Generalizando, por via deste método grosseiro e para mim totalmente injustificado de arrumação e distribuição espacial da eleição dos Deputados, perdem-se em cada eleição legislativa centenas de milhar de votos que, sem o suspeitarem ou sem nada poder fazer para o evitar – a não ser por meio de uma alteração do recenseamento eleitoral, para os Distritos grandes do Litoral! –, valem nada mais do que ZERO para a computação dos resultados e, consequentemente, para a distribuição final dos Deputados pelas diferentes listas concorrentes!
Por outras palavras: há em cada eleição para a Assembleia da República centenas de milhar de portugueses que, mesmo votando validamente, é como se não existissem, dado que pura e simplesmente não contam para a composição do novo parlamento! E cabe-me assim perguntar: e ninguém se indigna? Todos acham isto natural? Será assim que se pode, por exemplo, ser convincente no apelo ao voto? Aspirar a uma participação activa e consciente dos Cidadãos na vida política?

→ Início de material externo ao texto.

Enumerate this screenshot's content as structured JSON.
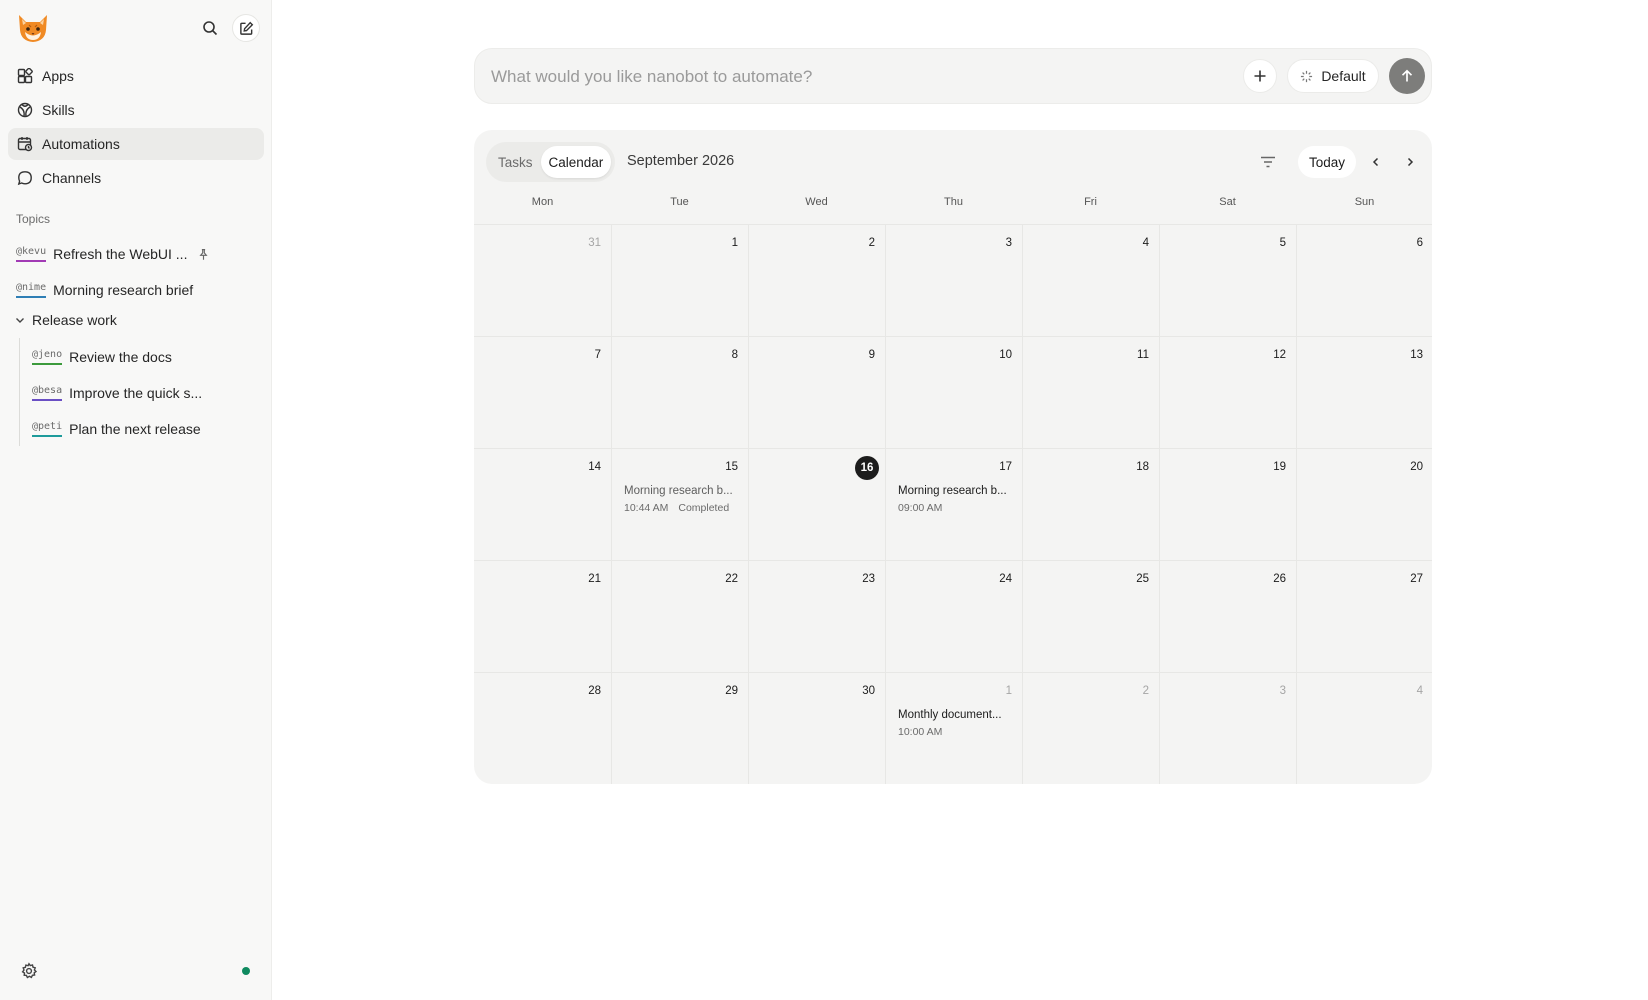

Creio que a resposta óbvia é não. Julgo por isso ser um dever de todos nós lutar para que esta situação iníqua seja prontamente corrigida!
Para que se compreenda melhor a magnitude matemática e política desta indefensável distorção gerada por este processo, sugiro-vos como exercício calcular a composição da actual Assembleia da República caso os votos de todos os portugueses residentes em Portugal e votantes a 20 de Fevereiro de 2005 tivessem contado por igual. Exacto, por igual! É que os resultados seriam, aproximadamente, os seguintes:
PS – 105 Deputados,
PSD – 66 Deputados,
CDU – 23 Deputados,
PP – 20 Deputados,
BE – 16 Deputados!
Estes valores surpreendentes obtêm-se muito facilmente somando os votos de cada Partido nos vinte círculos nacionais (dezoito distritais mais dois regionais) e distribuindo-os, pelo método de Hondt, para o número de lugares eleitos correspondente – total de Deputados (230) subtraído dos lugares correspondentes à emigração (cujos resultados considerei sem alterações) – e permite concluir de imediato, entre outras considerações relevantes, que:

1º – O P. S. não teria obtido maioria absoluta!!!
2º – Os chamados “pequenos Partidos” não são, afinal, tão pequenos como se imagina!!
3º – Para ter uma representação política mínima na A. R. (um único Deputado), bastaria a qualquer candidatura obter apenas uma percentagem de cerca de 0,5% de votos no território nacional!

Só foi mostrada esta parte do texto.